We watched, amazed, as one of the greatest Disney artists experienced drawing on the Vive for the first time, showing us the great potential of VR as a new artistic medium.
Sony announced the Morpheus’ official title, the PlayStation VR. Matrix fans around the world let out a collective sigh.
We went hands on with Ion VR, a headset that actually has some potential to compete with the Gear VR.
In an awesome interview with Palmer Luckey, we learned about an upcoming social SDK and why social VR is so important to Oculus, that despite fears to the contrary Oculus and Facebook will not be doing anything ad related on the first generation of the Rift, what the advantages are of the Rift’s custom lenses, and the fact that Oculus is working on eye tracking technology for future generations of the Oculus Rift.
NextVR live streamed the first ever Presidential debate in VR, to mixed reviews.

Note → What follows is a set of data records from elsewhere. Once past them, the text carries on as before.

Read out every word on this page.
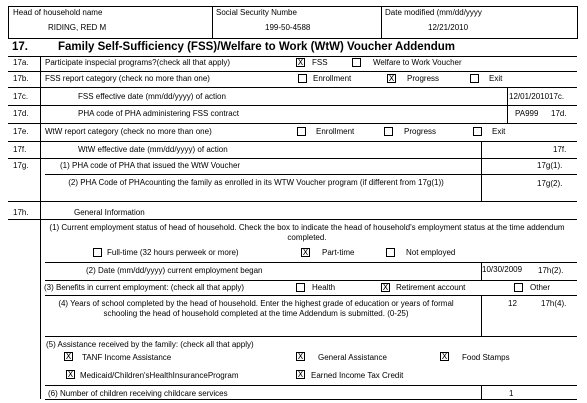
Head of household name
RIDING, RED M
Social Security Numbe
199-50-4588
Date modified (mm/dd/yyyy
12/21/2010
17.	Family Self-Sufficiency (FSS)/Welfare to Work (WtW) Voucher Addendum
17a. Participate inspecial programs?(check all that apply)	X FSS	Welfare to Work Voucher
17b. FSS report category (check no more than one)	Enrollment	X Progress	Exit
17c.	FSS effective date (mm/dd/yyyy) of action	12/01/2010 17c.
17d.	PHA code of PHA administering FSS contract	PA999 17d.
17e. WtW report category (check no more than one)	Enrollment	Progress	Exit
17f.	WtW effective date (mm/dd/yyyy) of action	17f.
17g.	(1) PHA code of PHA that issued the WtW Voucher	17g(1).
(2) PHA Code of PHAcounting the family as enrolled in its WTW Voucher program (if different from 17g(1))	17g(2).
17h.	General Information
(1) Current employment status of head of household. Check the box to indicate the head of household's employment status at the time addendum completed.
Full-time (32 hours perweek or more)	X Part-time	Not employed
(2) Date (mm/dd/yyyy) current employment began	10/30/2009 17h(2).
(3) Benefits in current employment: (check all that apply)	Health	X Retirement account	Other
(4) Years of school completed by the head of household. Enter the highest grade of education or years of formal schooling the head of household completed at the time Addendum is submitted. (0-25)
12	17h(4).
(5) Assistance received by the family: (check all that apply)
X TANF Income Assistance	X General Assistance	X Food Stamps
X Medicaid/Children'sHealthInsuranceProgram	X Earned Income Tax Credit
(6) Number of children receiving childcare services	1
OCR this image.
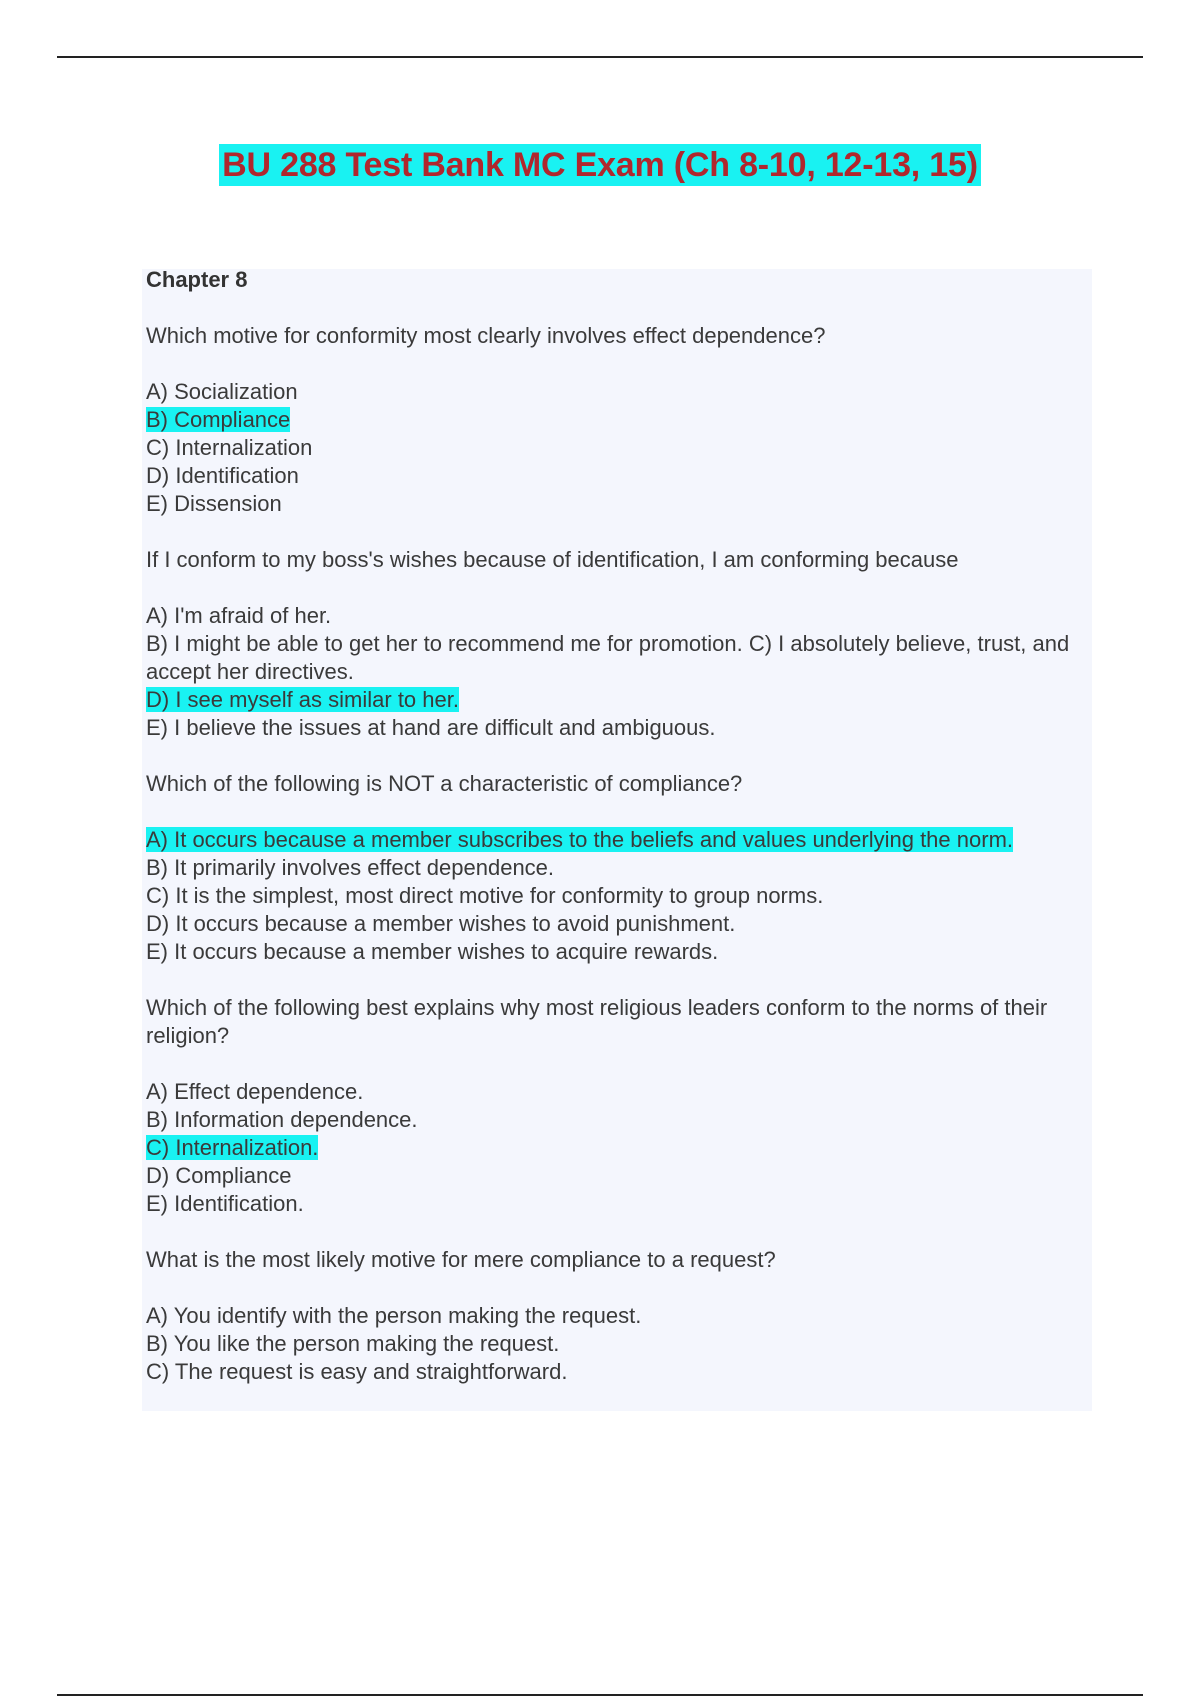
BU 288 Test Bank MC Exam (Ch 8-10, 12-13, 15)
Chapter 8
Which motive for conformity most clearly involves effect dependence?
A) Socialization
B) Compliance
C) Internalization
D) Identification
E) Dissension
If I conform to my boss's wishes because of identification, I am conforming because
A) I'm afraid of her.
B) I might be able to get her to recommend me for promotion. C) I absolutely believe, trust, and accept her directives.
D) I see myself as similar to her.
E) I believe the issues at hand are difficult and ambiguous.
Which of the following is NOT a characteristic of compliance?
A) It occurs because a member subscribes to the beliefs and values underlying the norm.
B) It primarily involves effect dependence.
C) It is the simplest, most direct motive for conformity to group norms.
D) It occurs because a member wishes to avoid punishment.
E) It occurs because a member wishes to acquire rewards.
Which of the following best explains why most religious leaders conform to the norms of their religion?
A) Effect dependence.
B) Information dependence.
C) Internalization.
D) Compliance
E) Identification.
What is the most likely motive for mere compliance to a request?
A) You identify with the person making the request.
B) You like the person making the request.
C) The request is easy and straightforward.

They followed that broadcast up later in the month with the first ever live broadcast of an NBA game in VR with the Golden State Warriors season opener, which was much more well received due to the nature of the content.

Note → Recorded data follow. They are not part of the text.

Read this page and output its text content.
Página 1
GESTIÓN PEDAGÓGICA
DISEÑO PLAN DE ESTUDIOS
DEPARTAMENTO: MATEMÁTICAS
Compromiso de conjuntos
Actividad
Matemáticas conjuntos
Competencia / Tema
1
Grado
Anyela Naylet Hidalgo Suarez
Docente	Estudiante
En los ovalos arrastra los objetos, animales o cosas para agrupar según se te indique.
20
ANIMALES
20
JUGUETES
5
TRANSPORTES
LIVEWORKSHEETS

We got a release date (Q1 2016) and price ($3000) for the Microsoft Hololens developer kit.
Apple finally stepped into VR with a U2 music video they produced in conjunction with Vrse.
We broke the news that The New York Times had partnered up with Google for one of the biggest VR consumer pushes to date, as the companies delivered over 1 million cardboard viewers, along with interesting content, on November 8th.
8i, a company capturing live humans in an incredible way, announced a major $13.5 million funding round.
We found a computer vision chip that might solve a lot of problems for VR going forward.
Lytro announced the most advanced camera for VR yet, the Immerge.
YouTube finally added support for Stereoscopic 3D 360º videos
The Chinese Internet Titan, Tencent, unveiled its VR project, causing waves in the Chinese market.
We learned Google is working to standardize Android hardware across devices, which could help a much better world for mobile VR.
The Gear VR finally opened up for pre-orders, beginning the age of consumer VR.
And that’s it, the past year of UploadVR in a quick blow by blow account. Whew!
There are still a lot of questions that remain unanswered going into the next year of VR, when will we finally see the real HTC Vive? How much will these HMDs end up costing consumers? What will the initial adoption figures look like? Who will be “king” of the first round of hardware? And many more.
2015 allowed us to set the pieces up on the board, in 2016 we finally get to play the game.